But it all has made for fabulous adventures and memories of your trip.
Yutsano
Surprising a lioness is NOT going on the bucket list!
Miss Bianca
I appreciate the fauna and scenery photos, of course, but I really appreciate the photos of your crew. That really gives me the “you are there” feels.
Madeleine
@Miss Bianca: I agree. I like seeing some of the people who make the trek possible.
way2blue
The crew was wonderful.
As I might have mentioned earlier—our guide, in his mid-70s, has been leading these walking safaris for ~40 years and two knee replacements (after he become bored with leading trips up Mt Kenya & Kiliminjaro). On one of his first trips, the cook became ill with dysentary and the guide worried that they’d have to abort the season. But Kahui, who at the time was one of the guys who broke down camp, stepped up and said he could cook. That he’d been watching the cook work.

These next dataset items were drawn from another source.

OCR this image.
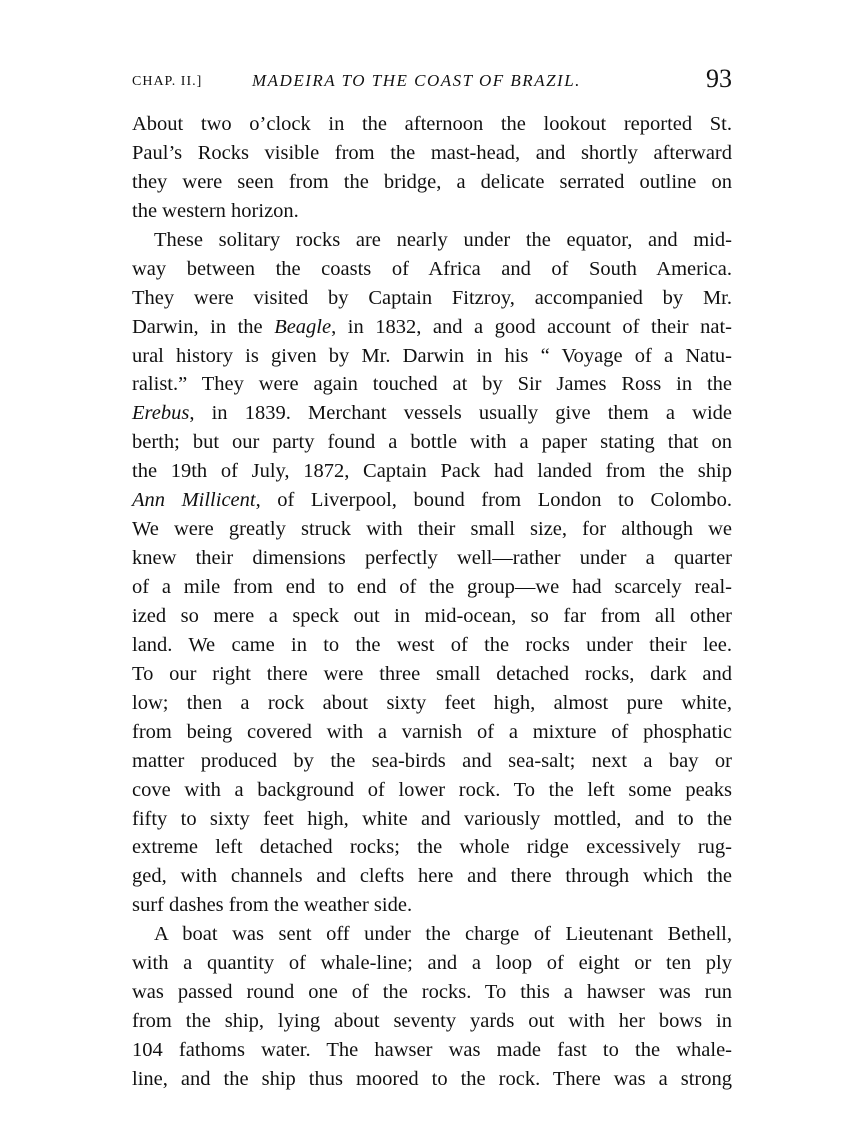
CHAP. II.]	MADEIRA TO THE COAST OF BRAZIL.	93
About two o’clock in the afternoon the lookout reported St.
Paul’s Rocks visible from the mast-head, and shortly afterward
they were seen from the bridge, a delicate serrated outline on
the western horizon.
These solitary rocks are nearly under the equator, and mid-
way between the coasts of Africa and of South America.
They were visited by Captain Fitzroy, accompanied by Mr.
Darwin, in the Beagle, in 1832, and a good account of their nat-
ural history is given by Mr. Darwin in his “ Voyage of a Natu-
ralist.” They were again touched at by Sir James Ross in the
Erebus, in 1839. Merchant vessels usually give them a wide
berth; but our party found a bottle with a paper stating that on
the 19th of July, 1872, Captain Pack had landed from the ship
Ann Millicent, of Liverpool, bound from London to Colombo.
We were greatly struck with their small size, for although we
knew their dimensions perfectly well—rather under a quarter
of a mile from end to end of the group—we had scarcely real-
ized so mere a speck out in mid-ocean, so far from all other
land. We came in to the west of the rocks under their lee.
To our right there were three small detached rocks, dark and
low; then a rock about sixty feet high, almost pure white,
from being covered with a varnish of a mixture of phosphatic
matter produced by the sea-birds and sea-salt; next a bay or
cove with a background of lower rock. To the left some peaks
fifty to sixty feet high, white and variously mottled, and to the
extreme left detached rocks; the whole ridge excessively rug-
ged, with channels and clefts here and there through which the
surf dashes from the weather side.
A boat was sent off under the charge of Lieutenant Bethell,
with a quantity of whale-line; and a loop of eight or ten ply
was passed round one of the rocks. To this a hawser was run
from the ship, lying about seventy yards out with her bows in
104 fathoms water. The hawser was made fast to the whale-
line, and the ship thus moored to the rock. There was a strong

And here we are…
Kifaru1
I grew up in Keny from 1979 to 1990. Curious as to why the lead rifleman is named after a leopard in Swahili. Did he have to kill one at some point? Also, I would never do a safari on foot….almost got pounced on by a lioness hiding in long grass while I was sitting on the roof of an ope-topped combi. That was close enough for me. You are brave to go out walking in the bush on purpose….
Kifaru1
@Yutsano: it is terrifying. Rhinos false-charging your vehicle or elephants getting annoyed when you are stuck in the middle of a herd (in a vehicle): Not fun and unforgettable at the same time.
way2blue
@Kifaru1:
@Kifaru1: I did figure out his nickname was ‘leopard’, but never asked why. Let’s see if I can find out… The walking crew was hyper attentive when we traversed dense brush. But you’re riight. You can easily become prey.
In fact, years ago I was working on the Hearst Ranch in San Simeon and my field partner watched as a mountain lion followed me down a high ridge. I had no idea and, other than a rock hammer, no defense.